Testing Effective Yukawa Couplings in Higgs Searches at the Tevatron and LHC

TL;DR

This paper investigates a scenario where fermion masses originate from a higher energy scale, leading to modified Higgs decay patterns and proposing new search strategies at colliders like the LHC.

Contribution

It introduces a framework where Yukawa couplings are radiatively generated at low energies, altering Higgs decay modes and production mechanisms for collider searches.

Findings

Enhanced Higgs decays into photons and weak bosons for light Higgs.

Possible large decay rate into bar{b} comparable to gamma gamma channel.

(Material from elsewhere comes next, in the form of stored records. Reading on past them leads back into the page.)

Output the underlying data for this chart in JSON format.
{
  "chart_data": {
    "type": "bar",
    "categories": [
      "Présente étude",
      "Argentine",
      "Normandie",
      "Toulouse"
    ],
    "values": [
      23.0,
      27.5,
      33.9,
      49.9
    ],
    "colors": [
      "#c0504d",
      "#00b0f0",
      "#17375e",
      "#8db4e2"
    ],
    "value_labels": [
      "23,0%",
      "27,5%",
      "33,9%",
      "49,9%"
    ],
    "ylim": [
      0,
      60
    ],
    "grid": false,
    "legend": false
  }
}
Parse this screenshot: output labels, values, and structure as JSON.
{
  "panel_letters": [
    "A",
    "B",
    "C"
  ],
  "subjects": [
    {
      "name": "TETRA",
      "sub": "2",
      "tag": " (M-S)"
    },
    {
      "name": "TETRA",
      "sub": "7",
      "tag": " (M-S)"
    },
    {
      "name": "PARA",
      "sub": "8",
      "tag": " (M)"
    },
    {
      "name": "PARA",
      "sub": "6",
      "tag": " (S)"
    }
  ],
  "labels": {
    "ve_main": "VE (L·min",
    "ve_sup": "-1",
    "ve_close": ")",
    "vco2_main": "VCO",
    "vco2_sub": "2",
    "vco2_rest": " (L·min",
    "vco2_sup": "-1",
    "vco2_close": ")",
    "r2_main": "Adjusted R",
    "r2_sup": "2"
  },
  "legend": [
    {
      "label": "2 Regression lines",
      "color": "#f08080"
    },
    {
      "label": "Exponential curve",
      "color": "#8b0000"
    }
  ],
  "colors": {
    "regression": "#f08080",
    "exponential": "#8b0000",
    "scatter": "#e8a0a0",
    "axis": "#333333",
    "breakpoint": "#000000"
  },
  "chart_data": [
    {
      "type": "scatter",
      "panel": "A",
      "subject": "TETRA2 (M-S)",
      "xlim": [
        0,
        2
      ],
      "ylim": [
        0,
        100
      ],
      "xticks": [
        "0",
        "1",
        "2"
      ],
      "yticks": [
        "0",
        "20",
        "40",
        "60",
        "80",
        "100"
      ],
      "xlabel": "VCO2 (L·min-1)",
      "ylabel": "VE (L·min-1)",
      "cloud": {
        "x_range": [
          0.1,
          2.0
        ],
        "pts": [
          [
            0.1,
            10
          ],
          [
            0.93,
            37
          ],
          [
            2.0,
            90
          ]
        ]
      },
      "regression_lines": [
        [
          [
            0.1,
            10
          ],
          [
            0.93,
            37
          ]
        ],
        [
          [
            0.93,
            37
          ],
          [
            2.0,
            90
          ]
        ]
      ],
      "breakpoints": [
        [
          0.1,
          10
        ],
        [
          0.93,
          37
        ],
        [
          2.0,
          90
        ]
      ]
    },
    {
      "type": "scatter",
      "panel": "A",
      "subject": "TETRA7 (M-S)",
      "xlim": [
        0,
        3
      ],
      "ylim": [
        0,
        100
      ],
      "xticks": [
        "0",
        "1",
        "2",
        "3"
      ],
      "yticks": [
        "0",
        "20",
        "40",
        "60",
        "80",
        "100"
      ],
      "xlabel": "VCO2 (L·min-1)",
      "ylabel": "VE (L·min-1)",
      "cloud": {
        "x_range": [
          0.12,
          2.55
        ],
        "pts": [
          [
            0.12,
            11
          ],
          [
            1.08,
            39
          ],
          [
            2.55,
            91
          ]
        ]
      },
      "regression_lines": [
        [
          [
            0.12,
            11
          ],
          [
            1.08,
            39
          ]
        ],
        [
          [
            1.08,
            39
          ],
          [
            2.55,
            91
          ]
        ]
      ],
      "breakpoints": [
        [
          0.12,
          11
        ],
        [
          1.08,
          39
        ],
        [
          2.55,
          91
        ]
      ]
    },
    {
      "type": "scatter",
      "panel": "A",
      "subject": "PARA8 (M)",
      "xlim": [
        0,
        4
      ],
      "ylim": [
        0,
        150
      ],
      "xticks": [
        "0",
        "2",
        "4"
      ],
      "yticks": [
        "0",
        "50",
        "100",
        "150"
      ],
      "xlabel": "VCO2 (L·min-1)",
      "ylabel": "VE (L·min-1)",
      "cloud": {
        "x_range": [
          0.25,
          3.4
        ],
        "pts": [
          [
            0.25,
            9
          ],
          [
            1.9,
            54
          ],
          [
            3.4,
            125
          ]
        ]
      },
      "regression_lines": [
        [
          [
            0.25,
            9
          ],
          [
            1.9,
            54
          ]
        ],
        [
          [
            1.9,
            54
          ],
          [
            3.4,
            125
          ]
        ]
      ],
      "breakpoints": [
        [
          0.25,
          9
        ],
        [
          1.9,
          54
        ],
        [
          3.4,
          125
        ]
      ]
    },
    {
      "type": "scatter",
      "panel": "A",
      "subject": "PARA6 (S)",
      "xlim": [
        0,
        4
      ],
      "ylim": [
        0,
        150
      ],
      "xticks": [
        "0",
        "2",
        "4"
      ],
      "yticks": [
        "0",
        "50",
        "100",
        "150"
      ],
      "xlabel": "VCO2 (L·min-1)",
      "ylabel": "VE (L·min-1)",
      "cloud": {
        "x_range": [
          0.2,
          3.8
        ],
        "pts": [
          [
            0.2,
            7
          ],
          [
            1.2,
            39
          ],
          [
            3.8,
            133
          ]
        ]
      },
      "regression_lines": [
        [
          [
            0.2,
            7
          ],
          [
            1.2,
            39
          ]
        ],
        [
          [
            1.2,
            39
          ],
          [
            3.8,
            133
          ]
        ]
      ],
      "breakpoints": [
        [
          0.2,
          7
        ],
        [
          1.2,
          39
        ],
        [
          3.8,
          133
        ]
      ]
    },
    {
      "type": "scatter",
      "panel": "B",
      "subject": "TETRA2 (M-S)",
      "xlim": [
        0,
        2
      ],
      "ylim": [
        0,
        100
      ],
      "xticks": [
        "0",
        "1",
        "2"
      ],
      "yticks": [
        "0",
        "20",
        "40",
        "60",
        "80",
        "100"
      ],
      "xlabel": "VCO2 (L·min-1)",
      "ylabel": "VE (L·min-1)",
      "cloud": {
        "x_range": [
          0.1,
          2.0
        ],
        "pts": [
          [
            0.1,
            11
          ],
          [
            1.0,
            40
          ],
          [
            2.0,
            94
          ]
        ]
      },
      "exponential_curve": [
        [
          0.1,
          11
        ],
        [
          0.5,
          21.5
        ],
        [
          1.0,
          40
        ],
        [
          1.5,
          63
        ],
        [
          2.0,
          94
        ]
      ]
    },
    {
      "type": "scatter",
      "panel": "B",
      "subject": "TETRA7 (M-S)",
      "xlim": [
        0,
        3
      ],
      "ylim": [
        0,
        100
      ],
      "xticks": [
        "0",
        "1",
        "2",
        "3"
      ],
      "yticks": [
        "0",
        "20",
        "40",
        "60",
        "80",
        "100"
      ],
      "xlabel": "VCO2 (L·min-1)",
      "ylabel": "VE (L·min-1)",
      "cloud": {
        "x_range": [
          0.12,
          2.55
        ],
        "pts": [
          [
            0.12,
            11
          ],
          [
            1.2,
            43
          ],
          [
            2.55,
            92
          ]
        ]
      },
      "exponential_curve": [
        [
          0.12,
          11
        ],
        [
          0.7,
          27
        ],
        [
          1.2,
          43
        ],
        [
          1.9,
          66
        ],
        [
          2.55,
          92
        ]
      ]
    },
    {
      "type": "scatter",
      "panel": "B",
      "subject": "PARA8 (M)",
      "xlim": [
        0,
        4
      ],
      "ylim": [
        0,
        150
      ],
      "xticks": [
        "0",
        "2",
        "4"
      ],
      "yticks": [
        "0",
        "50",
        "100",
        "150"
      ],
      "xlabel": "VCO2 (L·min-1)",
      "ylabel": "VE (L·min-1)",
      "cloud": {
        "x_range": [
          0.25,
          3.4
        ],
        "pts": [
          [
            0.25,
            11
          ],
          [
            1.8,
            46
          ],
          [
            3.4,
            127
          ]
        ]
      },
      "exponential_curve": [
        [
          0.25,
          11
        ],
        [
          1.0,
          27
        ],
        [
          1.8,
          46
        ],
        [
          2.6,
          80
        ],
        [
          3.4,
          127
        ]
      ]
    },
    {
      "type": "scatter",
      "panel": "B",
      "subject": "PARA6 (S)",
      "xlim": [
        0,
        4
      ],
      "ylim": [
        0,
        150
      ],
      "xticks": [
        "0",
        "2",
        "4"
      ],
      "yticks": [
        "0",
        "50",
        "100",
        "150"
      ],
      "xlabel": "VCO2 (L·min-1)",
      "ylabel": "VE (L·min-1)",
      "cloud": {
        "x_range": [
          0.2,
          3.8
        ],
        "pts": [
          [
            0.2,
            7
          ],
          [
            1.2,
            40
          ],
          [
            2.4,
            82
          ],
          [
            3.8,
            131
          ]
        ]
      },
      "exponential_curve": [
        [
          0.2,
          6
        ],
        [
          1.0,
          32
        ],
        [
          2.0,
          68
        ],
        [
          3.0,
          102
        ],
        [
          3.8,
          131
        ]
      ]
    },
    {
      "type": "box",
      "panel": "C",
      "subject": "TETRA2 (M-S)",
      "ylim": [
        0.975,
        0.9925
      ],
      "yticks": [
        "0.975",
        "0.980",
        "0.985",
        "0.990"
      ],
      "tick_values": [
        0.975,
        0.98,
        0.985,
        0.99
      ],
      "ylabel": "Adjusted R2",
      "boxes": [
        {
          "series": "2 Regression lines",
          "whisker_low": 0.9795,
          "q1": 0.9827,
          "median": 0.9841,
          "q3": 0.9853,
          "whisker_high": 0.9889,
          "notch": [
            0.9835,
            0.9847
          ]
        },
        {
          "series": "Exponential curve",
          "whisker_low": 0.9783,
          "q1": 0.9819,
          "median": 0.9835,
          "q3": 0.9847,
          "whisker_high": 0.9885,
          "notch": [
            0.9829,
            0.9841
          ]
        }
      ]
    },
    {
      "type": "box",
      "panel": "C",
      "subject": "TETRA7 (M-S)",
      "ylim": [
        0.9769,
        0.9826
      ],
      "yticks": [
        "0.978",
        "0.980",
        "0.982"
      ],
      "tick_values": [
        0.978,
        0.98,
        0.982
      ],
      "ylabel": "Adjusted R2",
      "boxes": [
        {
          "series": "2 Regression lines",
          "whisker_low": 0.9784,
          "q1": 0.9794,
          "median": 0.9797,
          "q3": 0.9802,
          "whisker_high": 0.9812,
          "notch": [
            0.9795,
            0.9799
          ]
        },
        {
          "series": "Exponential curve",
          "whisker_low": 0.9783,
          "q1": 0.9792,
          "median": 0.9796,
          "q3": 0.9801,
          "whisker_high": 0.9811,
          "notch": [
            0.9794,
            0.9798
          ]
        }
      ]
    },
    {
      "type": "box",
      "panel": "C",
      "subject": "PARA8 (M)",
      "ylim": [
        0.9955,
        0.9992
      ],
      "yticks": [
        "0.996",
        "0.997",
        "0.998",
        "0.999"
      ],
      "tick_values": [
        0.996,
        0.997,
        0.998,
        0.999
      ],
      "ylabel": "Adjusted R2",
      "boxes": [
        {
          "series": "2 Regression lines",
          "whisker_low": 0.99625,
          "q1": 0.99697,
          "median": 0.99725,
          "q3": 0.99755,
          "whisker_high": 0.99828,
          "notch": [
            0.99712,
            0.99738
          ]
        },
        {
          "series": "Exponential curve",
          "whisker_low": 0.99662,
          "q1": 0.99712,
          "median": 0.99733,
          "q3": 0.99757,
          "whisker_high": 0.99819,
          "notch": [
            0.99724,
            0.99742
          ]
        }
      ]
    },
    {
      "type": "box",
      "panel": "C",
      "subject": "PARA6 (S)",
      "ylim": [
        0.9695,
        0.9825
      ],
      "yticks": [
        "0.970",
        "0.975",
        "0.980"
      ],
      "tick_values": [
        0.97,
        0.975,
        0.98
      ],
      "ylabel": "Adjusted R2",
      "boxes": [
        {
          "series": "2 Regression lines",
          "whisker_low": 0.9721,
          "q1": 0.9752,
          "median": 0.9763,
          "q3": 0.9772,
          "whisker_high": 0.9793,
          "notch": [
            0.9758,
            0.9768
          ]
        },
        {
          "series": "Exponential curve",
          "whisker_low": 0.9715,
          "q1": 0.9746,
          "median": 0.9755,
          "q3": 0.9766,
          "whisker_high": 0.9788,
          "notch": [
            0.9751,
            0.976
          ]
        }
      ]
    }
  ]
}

Vector-boson fusion becomes the dominant Higgs production at the LHC.

Abstract

We explore the possibility that, while the Higgs mechanism provides masses to the weak-gauge bosons at the electroweak scale as in the standard model, fermion masses are generated by an unknown mechanism at a higher energy scale. At low energies, the standard model can then be regarded as an effective field theory, where fermion masses explicitly break the electroweak SU(2)_L \times U(1)_Y gauge symmetry. If \Lambda is the renormalization scale where the renormalized Yukawa couplings vanish, then at energies lower than \Lambda, effective Yukawa couplings will be radiatively induced by nonzero fermion masses. In this scenario, Higgs-boson decays into photons and weak gauge-bosons pairs are in general quite enhanced for a light Higgs. However, depending on \Lambda, a substantial decay rate into b \bar{b} can arise, that can be of the same order as, or larger than, the enhanced H\to gamma gamma rate. A new framework for Higgs searches at hadron colliders is outlined, vector-boson fusion becoming the dominant production mechanism at the CERN LHC, with an important role also played by the WH/ZH associated production. A detailed analysis of the Higgs branching fractions and their implications in Higgs searches is provided, versus the energy scale \Lambda.